Two years after her initial ordeal, Byers is working toward the glow she always wanted. But not after diffusing another huge myth about her dark skin: the need for sunscreen.
Dark-skinned people must wear it, Dunn says. "Skin cancer is rare, but it does happen."
She recommends an SPF of at least 15 on the face, and 30 on the body, and preferably one that contains zinc or titanium. For those who don't want the white residue these products create, Dunn prescribes chemical-based sunblocks.
William Ting of the Hercules-based Dermatology Associates in California's San Francisco Bay area, says dark-skinned patients who wear sunscreen also are less likely to experience scarring or hyper-pigmentation when acne or a rash fades.
Another Ting tip: Take short, lukewarm showers and moisturize immediately to avoid one of the most common and treatable problems of dark-skinned folks -- dry skin.
"On one hand," people with dark skin "age a lot slower because they have more melanin in their skin," he says. "But they can age even more gracefully with sun protection."
Copyright © 2006 Detroit Free Press Inc.
Hyperpigmentation. Patches of skin become darker, often after a cut, scrape or burn, or as a result of acne or eczema. Chemical peels, microdermabrasion or bleaching medication may help.
Vitiligo. A disorder in which pigment cells are destroyed and replaced with white patches. Treated with cortisone creams, intense pulsed laser treatments or skin grafting.

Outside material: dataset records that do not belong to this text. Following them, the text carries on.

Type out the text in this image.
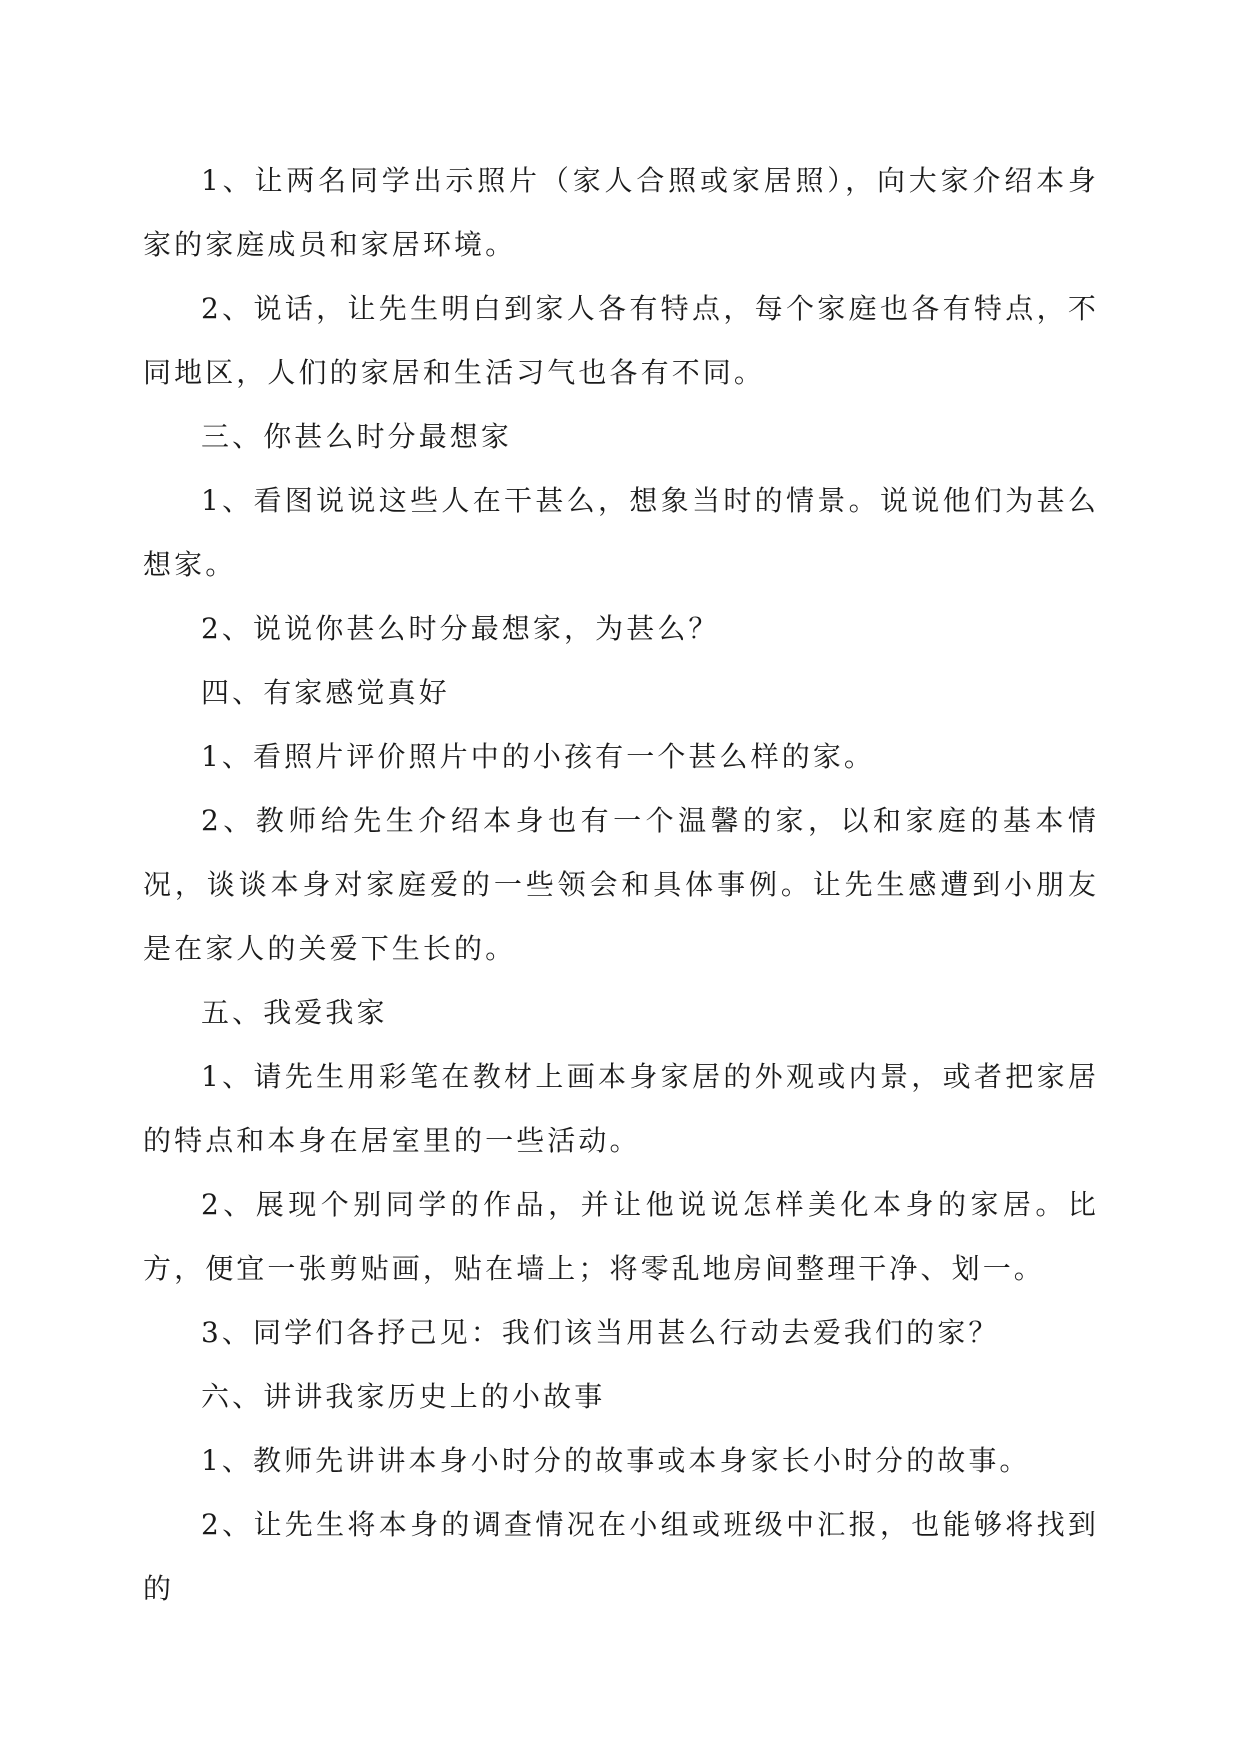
1、让两名同学出示照片（家人合照或家居照），向大家介绍本身家的家庭成员和家居环境。

2、说话，让先生明白到家人各有特点，每个家庭也各有特点，不同地区，人们的家居和生活习气也各有不同。

三、你甚么时分最想家

1、看图说说这些人在干甚么，想象当时的情景。说说他们为甚么想家。

2、说说你甚么时分最想家，为甚么？

四、有家感觉真好

1、看照片评价照片中的小孩有一个甚么样的家。

2、教师给先生介绍本身也有一个温馨的家，以和家庭的基本情况，谈谈本身对家庭爱的一些领会和具体事例。让先生感遭到小朋友是在家人的关爱下生长的。

五、我爱我家

1、请先生用彩笔在教材上画本身家居的外观或内景，或者把家居的特点和本身在居室里的一些活动。

2、展现个别同学的作品，并让他说说怎样美化本身的家居。比方，便宜一张剪贴画，贴在墙上；将零乱地房间整理干净、划一。

3、同学们各抒己见：我们该当用甚么行动去爱我们的家？

六、讲讲我家历史上的小故事

1、教师先讲讲本身小时分的故事或本身家长小时分的故事。

2、让先生将本身的调查情况在小组或班级中汇报，也能够将找到的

Pityriasis alba. Causes round, light patches of scaly skin, most often in children, on the face and upper arms. Topical medications may help.
Flesh moles. Brown or black raised dark spots seen almost exclusively in African Americans, mostly on women's cheeks. They can be surgically removed.

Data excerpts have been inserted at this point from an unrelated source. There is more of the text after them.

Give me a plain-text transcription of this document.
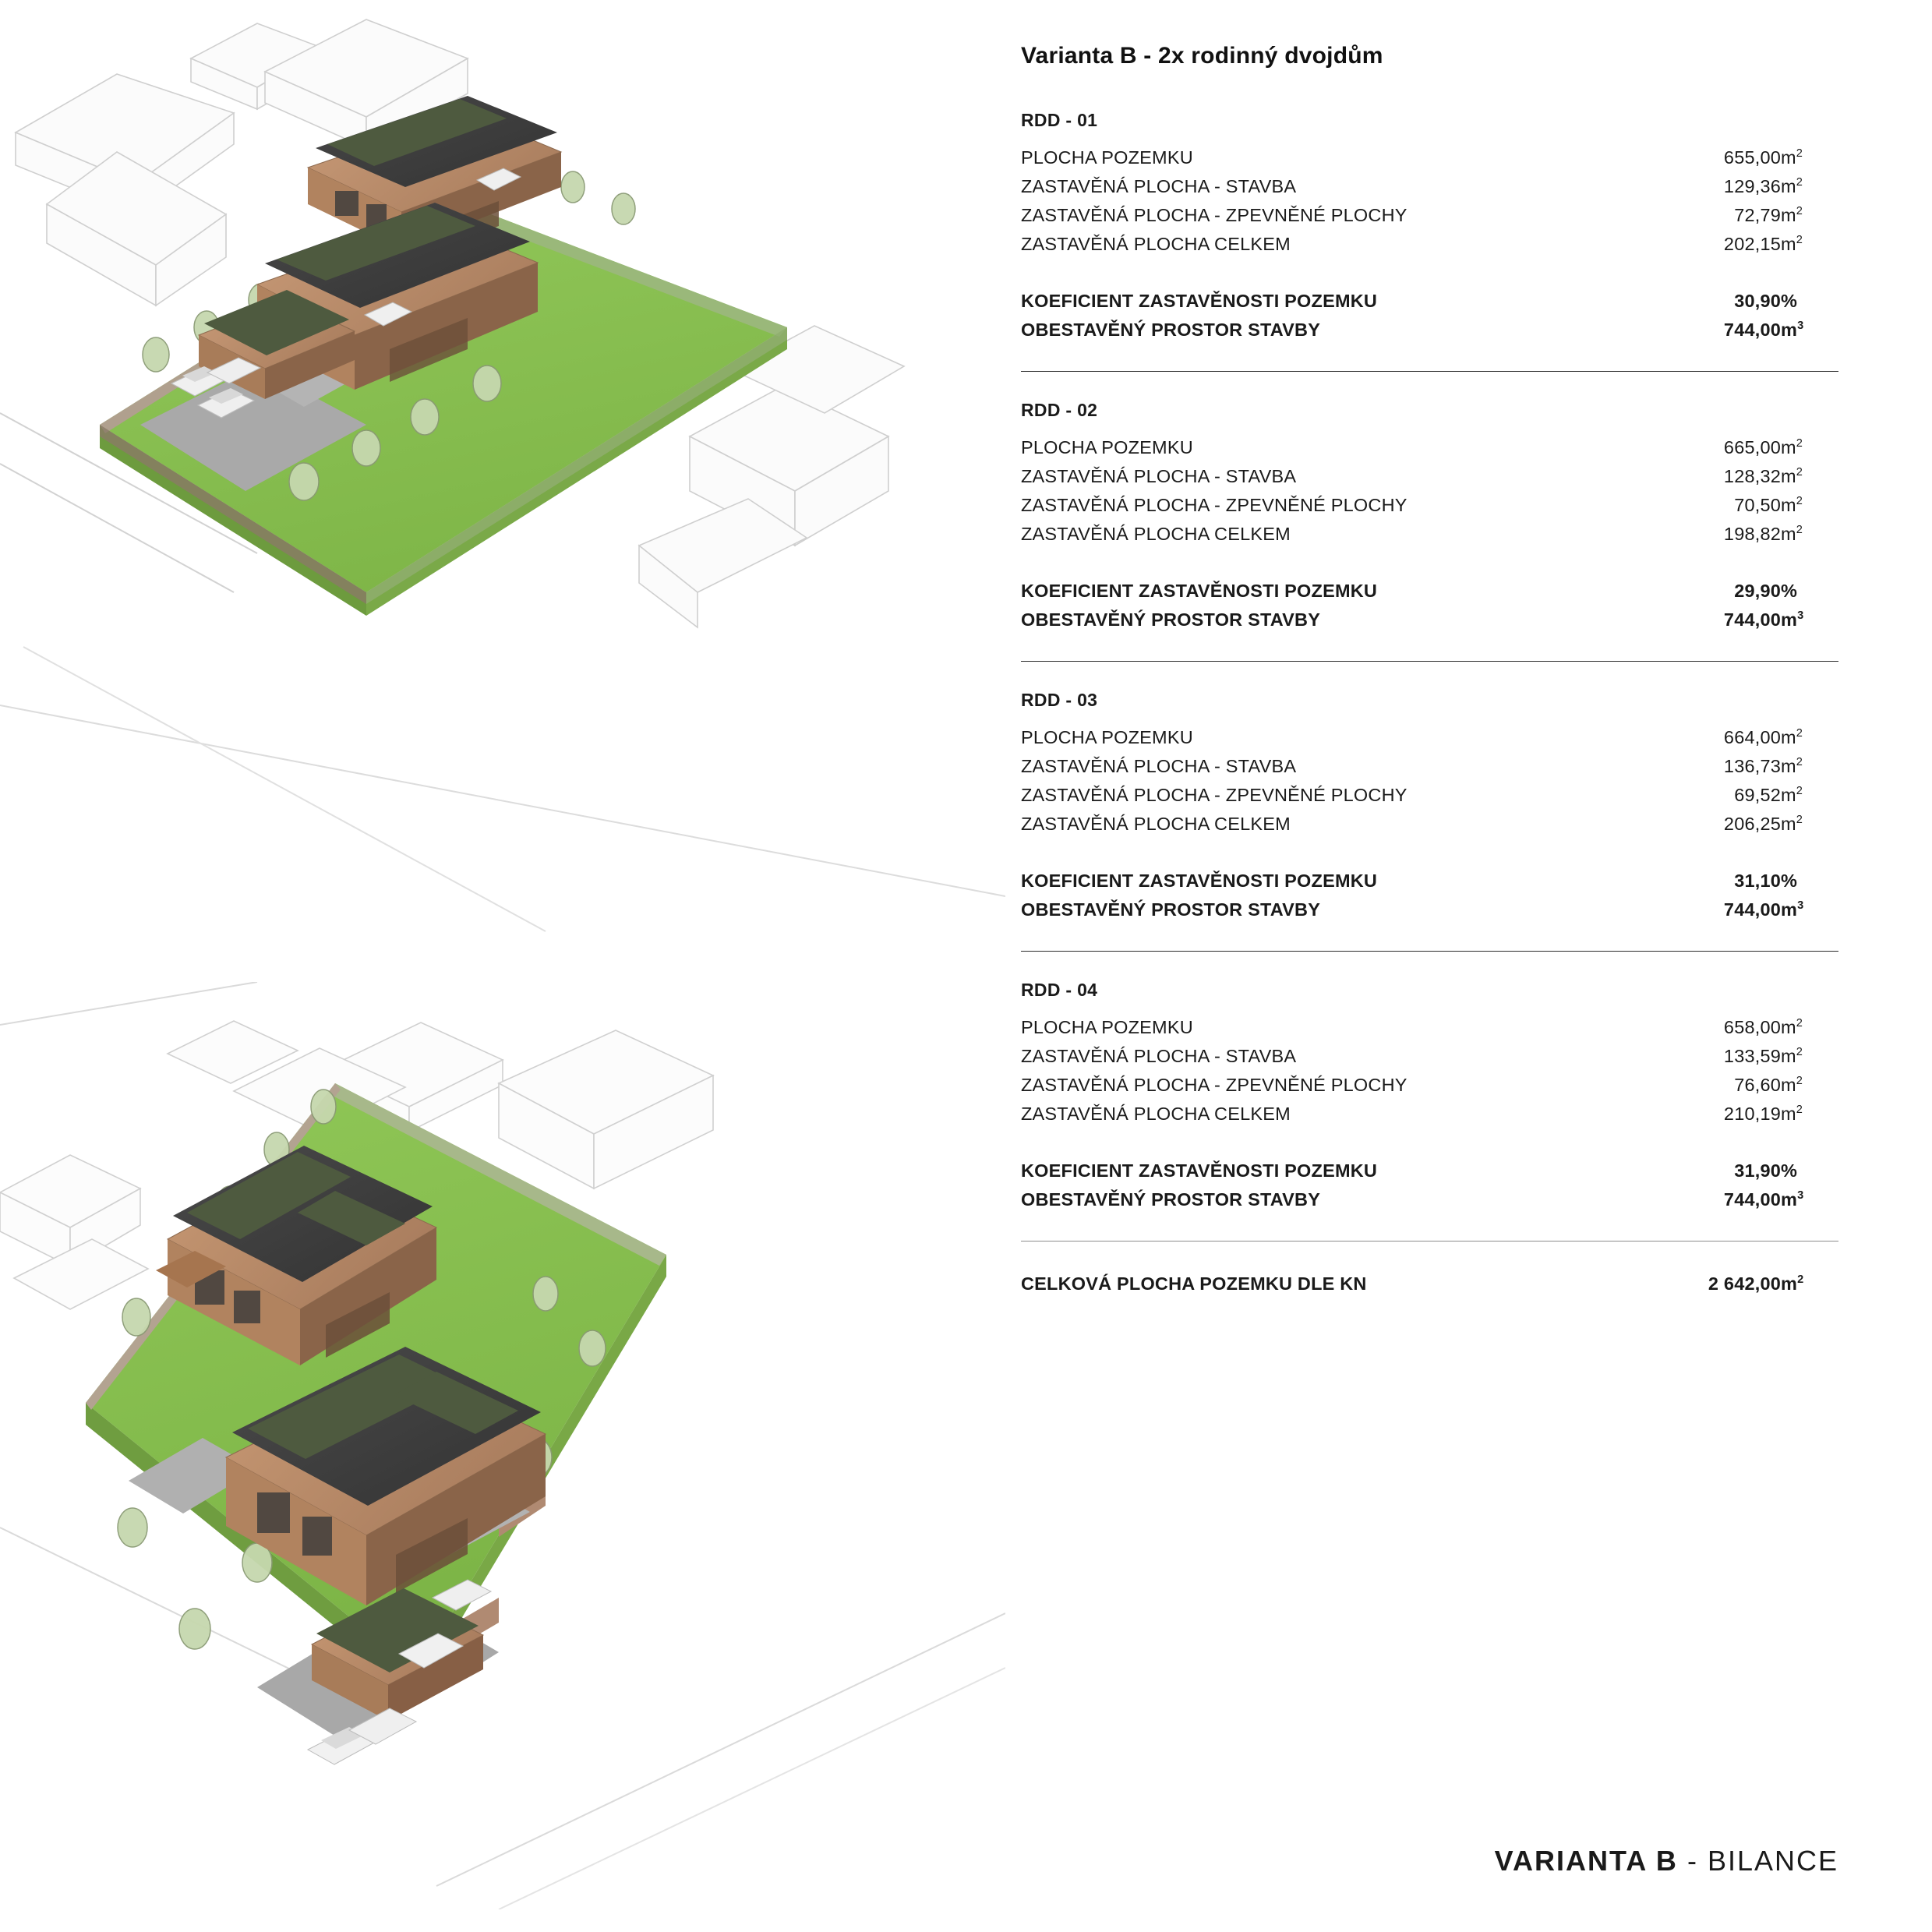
Varianta B - 2x rodinný dvojdům
RDD - 01
PLOCHA POZEMKU	655,00	$m^2$
ZASTAVĚNÁ PLOCHA - STAVBA	129,36	$m^2$
ZASTAVĚNÁ PLOCHA - ZPEVNĚNÉ PLOCHY	72,79	$m^2$
ZASTAVĚNÁ PLOCHA CELKEM	202,15	$m^2$

KOEFICIENT ZASTAVĚNOSTI POZEMKU	30,90	%
OBESTAVĚNÝ PROSTOR STAVBY	744,00	$m^3$
RDD - 02
PLOCHA POZEMKU	665,00	$m^2$
ZASTAVĚNÁ PLOCHA - STAVBA	128,32	$m^2$
ZASTAVĚNÁ PLOCHA - ZPEVNĚNÉ PLOCHY	70,50	$m^2$
ZASTAVĚNÁ PLOCHA CELKEM	198,82	$m^2$

KOEFICIENT ZASTAVĚNOSTI POZEMKU	29,90	%
OBESTAVĚNÝ PROSTOR STAVBY	744,00	$m^3$
RDD - 03
PLOCHA POZEMKU	664,00	$m^2$
ZASTAVĚNÁ PLOCHA - STAVBA	136,73	$m^2$
ZASTAVĚNÁ PLOCHA - ZPEVNĚNÉ PLOCHY	69,52	$m^2$
ZASTAVĚNÁ PLOCHA CELKEM	206,25	$m^2$

KOEFICIENT ZASTAVĚNOSTI POZEMKU	31,10	%
OBESTAVĚNÝ PROSTOR STAVBY	744,00	$m^3$
RDD - 04
PLOCHA POZEMKU	658,00	$m^2$
ZASTAVĚNÁ PLOCHA - STAVBA	133,59	$m^2$
ZASTAVĚNÁ PLOCHA - ZPEVNĚNÉ PLOCHY	76,60	$m^2$
ZASTAVĚNÁ PLOCHA CELKEM	210,19	$m^2$

KOEFICIENT ZASTAVĚNOSTI POZEMKU	31,90	%
OBESTAVĚNÝ PROSTOR STAVBY	744,00	$m^3$
CELKOVÁ PLOCHA POZEMKU DLE KN	2 642,00	$m^2$
VARIANTA B - BILANCE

Keloids. Overgrown scar tissue areas commonly formed after piercing or surgery. Cortisone injections, laser treatments and other methods remove them, but they tend to grow back.
Hair loss and breakage. Most common among African Americans. Change tight hairstyles frequently and use caution with hair-straightening products.

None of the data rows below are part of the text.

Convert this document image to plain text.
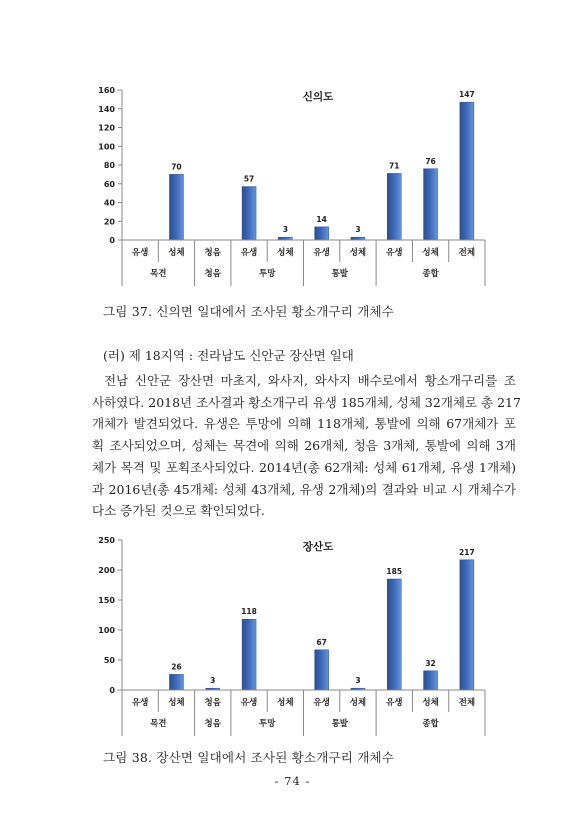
0
20
40
60
80
100
120
140
160
신의도
70
57
3
14
3
71
76
147
유생 성체 청음 유생 성체 유생 성체 유생 성체 전체
목견	청음	투망	통발	종합
그림 37. 신의면 일대에서 조사된 황소개구리 개체수
(러) 제 18지역 : 전라남도 신안군 장산면 일대
전남 신안군 장산면 마초지, 와사지, 와사지 배수로에서 황소개구리를 조
사하였다. 2018년 조사결과 황소개구리 유생 185개체, 성체 32개체로 총 217
개체가 발견되었다. 유생은 투망에 의해 118개체, 통발에 의해 67개체가 포
획 조사되었으며, 성체는 목견에 의해 26개체, 청음 3개체, 통발에 의해 3개
체가 목격 및 포획조사되었다. 2014년(총 62개체: 성체 61개체, 유생 1개체)
과 2016년(총 45개체: 성체 43개체, 유생 2개체)의 결과와 비교 시 개체수가
다소 증가된 것으로 확인되었다.
0
50
100
150
200
250
장산도
26
3
118
67
3
185
32
217
유생 성체 청음 유생 성체 유생 성체 유생 성체 전체
목견	청음	투망	통발	종합
그림 38. 장산면 일대에서 조사된 황소개구리 개체수
- 74 -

Ingrown hairs/razor bumps. Common after shaving. Dermatologists can suggest shaving methods to avoid them, but permanent laser hair removal is also popular.
Dr. Susan Taylor, American Academy of Dermatology; www.aad.org
Cleanse skin daily to remove dirt, oil and makeup but avoid abrasive cleansers or products (puffs, loofahs), which can irritate skin of color. Irritation may lead to disfiguring hyperpigmentation.
Use products designed for your skin type but avoid those that contain potential irritants such as fragrance, alcohol, propylene glycol, dye and lanolin.
Don't overdo it. Cleansing too often or too roughly will harm brown skin.
Avoid using home microdermabrasion and chemical peel kits too roughly. They should be used according to the directions and discontinued if any irritation occurs.
Exfoliate to remove dull, dead skin cells by using exfoliating hydroxy acids found in skin products, but test the product on a small patch of skin first.
Apply an oil-free moisturizer with antioxidants (for an anti-aging regimen).
Apply a sunscreen daily, at least SPF 30 on the face. In addition to sunburn, skin cancer and skin discoloration may be caused by the sun. If you have oily skin, the sunscreen may suffice.